Esta palabra de «aguardiente» dio a Maslova ganas de beberlo.

Me gustaría beber un vaso -dijo a Korableva. Se enjugó las lágrimas con la manga de la camisa y no dejó escapar un sollozo más que de tarde en tarde.

-Entonces, dame- dijo Korableva.

XXXII

Maslova había escondido también su dinero en el pan. Lo retiró y tendió el billete a Korableva. Ésta no sabía leer; se lo enseñó a la Hermosa, quien le dijo que aquel cuadradito de papel valía dos rublos cincuenta. La vieja fue entonces a la estufa, abrió la puerta del tiro y sacó un frasco de aguardiente. Al ver aquello, las mujeres que no eran vecinas suyas regresaron a sus puestos. Esperando el aguardiente, Maslova sacudió el polvo de su capote y de su pañolón, subió a su camastro y se puso a comer su pan:

-Te había dejado té, pero ahora está frío -le dijo Fedosia, quien tomó de una plancha una tetera y un vaso de hierro fundido envueltos en un trapo.
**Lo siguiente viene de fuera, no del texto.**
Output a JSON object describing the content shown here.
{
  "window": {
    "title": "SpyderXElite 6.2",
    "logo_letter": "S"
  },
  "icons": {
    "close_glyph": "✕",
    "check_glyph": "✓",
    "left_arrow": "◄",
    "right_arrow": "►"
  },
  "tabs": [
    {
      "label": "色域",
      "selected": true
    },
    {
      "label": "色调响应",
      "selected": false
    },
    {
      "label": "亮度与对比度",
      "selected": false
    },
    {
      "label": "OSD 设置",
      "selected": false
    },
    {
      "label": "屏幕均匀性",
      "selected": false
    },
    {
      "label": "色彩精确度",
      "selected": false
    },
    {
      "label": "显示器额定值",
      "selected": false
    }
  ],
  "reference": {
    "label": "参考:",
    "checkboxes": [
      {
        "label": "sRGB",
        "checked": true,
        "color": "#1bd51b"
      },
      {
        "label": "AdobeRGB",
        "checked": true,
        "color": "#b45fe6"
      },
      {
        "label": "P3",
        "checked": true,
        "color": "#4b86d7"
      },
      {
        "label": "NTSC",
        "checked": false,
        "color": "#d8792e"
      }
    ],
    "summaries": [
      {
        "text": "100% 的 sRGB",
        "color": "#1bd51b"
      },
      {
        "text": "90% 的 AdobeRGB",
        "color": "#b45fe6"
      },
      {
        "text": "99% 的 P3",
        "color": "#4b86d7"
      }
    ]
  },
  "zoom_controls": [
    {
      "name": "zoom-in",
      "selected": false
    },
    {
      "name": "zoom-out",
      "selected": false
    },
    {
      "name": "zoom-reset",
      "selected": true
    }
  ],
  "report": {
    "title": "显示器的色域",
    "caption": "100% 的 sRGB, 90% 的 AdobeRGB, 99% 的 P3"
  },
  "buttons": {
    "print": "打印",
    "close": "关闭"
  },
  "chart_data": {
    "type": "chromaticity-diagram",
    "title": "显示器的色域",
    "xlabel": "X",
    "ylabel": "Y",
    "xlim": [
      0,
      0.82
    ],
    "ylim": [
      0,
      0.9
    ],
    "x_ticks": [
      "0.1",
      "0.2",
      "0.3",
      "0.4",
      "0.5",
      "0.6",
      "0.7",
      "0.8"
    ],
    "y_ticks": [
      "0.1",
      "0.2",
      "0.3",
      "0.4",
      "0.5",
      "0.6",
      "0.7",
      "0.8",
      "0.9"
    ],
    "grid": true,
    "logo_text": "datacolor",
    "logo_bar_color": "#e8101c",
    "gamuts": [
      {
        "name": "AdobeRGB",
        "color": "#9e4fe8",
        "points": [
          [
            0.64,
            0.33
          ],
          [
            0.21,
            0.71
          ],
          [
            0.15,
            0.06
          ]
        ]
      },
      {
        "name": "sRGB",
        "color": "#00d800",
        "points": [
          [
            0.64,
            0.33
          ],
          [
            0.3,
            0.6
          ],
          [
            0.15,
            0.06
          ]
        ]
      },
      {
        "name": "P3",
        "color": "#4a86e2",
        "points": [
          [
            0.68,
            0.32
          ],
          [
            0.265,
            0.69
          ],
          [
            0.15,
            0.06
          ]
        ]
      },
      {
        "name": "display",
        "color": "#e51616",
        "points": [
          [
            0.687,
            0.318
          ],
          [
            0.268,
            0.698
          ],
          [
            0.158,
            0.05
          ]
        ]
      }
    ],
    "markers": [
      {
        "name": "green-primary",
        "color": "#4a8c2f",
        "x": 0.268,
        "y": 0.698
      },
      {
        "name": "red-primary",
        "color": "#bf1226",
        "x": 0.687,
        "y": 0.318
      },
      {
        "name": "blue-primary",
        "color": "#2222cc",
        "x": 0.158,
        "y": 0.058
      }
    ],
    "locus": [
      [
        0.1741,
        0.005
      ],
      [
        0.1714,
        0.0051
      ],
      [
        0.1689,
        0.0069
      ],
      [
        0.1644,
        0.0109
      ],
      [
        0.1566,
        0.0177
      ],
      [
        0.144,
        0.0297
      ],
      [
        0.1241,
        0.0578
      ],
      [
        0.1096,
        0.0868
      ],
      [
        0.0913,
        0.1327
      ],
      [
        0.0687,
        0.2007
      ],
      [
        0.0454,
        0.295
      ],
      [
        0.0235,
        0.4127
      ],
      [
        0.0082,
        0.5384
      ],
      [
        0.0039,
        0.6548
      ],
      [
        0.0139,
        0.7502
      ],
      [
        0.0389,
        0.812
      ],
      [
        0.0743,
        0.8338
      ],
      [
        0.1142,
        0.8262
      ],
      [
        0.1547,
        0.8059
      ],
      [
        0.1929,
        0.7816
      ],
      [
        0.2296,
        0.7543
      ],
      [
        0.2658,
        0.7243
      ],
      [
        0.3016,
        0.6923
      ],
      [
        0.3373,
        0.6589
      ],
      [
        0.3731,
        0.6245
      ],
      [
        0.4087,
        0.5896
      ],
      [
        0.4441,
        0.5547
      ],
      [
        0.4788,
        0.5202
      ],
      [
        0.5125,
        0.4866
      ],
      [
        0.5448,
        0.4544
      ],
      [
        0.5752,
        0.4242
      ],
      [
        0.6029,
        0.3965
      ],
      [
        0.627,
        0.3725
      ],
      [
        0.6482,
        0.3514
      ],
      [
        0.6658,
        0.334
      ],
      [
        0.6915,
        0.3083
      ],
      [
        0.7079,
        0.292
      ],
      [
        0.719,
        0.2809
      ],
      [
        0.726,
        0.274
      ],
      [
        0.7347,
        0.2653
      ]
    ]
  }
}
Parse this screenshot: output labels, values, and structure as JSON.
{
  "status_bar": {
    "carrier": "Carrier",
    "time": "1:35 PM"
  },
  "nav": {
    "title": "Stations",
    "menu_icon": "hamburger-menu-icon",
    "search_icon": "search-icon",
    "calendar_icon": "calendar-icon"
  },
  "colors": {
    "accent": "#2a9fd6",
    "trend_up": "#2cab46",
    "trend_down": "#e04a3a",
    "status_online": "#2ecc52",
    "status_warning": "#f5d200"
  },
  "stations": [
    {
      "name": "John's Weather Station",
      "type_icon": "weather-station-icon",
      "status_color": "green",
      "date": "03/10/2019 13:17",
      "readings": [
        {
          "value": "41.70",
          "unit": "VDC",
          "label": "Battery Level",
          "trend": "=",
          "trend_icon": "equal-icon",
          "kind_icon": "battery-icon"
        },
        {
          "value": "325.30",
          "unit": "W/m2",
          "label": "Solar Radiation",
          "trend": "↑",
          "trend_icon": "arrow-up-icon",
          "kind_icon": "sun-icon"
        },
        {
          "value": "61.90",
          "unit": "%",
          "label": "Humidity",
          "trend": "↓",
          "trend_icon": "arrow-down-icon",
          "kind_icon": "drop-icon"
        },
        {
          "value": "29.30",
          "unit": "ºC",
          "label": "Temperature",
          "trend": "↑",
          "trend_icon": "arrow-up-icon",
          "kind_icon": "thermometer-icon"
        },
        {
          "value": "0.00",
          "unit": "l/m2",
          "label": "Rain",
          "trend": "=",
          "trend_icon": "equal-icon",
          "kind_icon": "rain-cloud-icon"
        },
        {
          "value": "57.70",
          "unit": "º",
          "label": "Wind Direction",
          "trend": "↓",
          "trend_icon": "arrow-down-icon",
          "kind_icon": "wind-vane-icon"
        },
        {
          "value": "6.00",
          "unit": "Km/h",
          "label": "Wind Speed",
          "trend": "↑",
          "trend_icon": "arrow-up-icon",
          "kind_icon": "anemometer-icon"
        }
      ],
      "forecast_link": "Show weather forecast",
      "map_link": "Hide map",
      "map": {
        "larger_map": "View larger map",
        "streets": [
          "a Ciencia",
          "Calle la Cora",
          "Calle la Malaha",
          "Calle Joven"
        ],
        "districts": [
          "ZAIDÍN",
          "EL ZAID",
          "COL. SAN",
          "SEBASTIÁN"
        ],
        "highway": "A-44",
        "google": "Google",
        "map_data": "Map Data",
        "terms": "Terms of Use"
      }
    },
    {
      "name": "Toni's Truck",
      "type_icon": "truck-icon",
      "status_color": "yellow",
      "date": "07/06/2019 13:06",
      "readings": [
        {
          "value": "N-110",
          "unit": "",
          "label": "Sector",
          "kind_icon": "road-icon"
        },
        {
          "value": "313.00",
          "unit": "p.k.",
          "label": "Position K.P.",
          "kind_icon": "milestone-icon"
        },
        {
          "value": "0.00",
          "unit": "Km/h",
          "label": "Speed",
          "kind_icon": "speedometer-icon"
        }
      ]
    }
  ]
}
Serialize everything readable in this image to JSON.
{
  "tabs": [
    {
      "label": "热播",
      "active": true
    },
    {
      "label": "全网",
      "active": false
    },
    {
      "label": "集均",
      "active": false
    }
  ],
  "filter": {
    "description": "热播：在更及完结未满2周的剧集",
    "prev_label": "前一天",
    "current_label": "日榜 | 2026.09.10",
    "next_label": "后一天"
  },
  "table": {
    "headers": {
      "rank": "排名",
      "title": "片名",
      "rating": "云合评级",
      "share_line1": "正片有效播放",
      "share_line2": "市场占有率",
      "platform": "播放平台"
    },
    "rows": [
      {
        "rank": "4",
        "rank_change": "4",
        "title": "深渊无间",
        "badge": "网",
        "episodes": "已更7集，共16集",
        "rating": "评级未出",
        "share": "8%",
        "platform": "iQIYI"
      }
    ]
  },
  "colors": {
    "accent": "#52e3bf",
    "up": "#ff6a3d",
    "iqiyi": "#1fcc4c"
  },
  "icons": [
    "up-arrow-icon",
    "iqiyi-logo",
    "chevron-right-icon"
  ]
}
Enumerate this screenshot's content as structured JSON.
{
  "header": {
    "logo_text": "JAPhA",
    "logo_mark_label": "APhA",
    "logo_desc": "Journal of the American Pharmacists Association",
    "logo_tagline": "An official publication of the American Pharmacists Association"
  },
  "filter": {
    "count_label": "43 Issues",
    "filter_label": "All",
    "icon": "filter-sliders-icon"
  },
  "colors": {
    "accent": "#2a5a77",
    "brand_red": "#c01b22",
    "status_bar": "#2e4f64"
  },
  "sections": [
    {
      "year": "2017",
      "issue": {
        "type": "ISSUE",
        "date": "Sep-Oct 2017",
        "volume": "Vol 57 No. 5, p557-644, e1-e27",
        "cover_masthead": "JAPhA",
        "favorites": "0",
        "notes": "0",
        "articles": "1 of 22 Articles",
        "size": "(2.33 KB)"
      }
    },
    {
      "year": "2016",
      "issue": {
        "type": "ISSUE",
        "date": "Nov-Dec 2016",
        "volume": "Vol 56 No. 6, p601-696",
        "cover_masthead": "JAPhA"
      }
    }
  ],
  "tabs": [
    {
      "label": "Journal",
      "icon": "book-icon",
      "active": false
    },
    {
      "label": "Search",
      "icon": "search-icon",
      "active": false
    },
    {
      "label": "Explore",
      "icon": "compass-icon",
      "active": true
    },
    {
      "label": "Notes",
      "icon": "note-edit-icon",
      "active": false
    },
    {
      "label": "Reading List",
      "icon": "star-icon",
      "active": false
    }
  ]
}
La bebida estaba en efecto completamente fría y sabía más a hierro que a té. Sin embargo, Maslova la bebió comiendo su pan.

-¡Toma, Finaschka! -le gritó al niño, partiendo un pedazo de pan, que le dio.

Korableva tendió el frasco de aguardiente y el vaso, y Maslova le ofreció un poco, igual que a la Hermosa. Ellas tres componían la aristocracia del lugar, siendo las únicas que de vez en cuando tenían dinero, y compartían siempre entre ellas lo que tenían.

Maslova, pronto toda animada, contó lo que le había impresionado en la Audiencia y remedó los ademanes y el tono del fiscal. Dijo el interés que habían mostrado todo el día los hombres por acercársele. En la vista, todo el mundo la había estado mirando, y aun después del juicio, en la habitación donde la habían encerrado, no dejaba de venir gente a verla.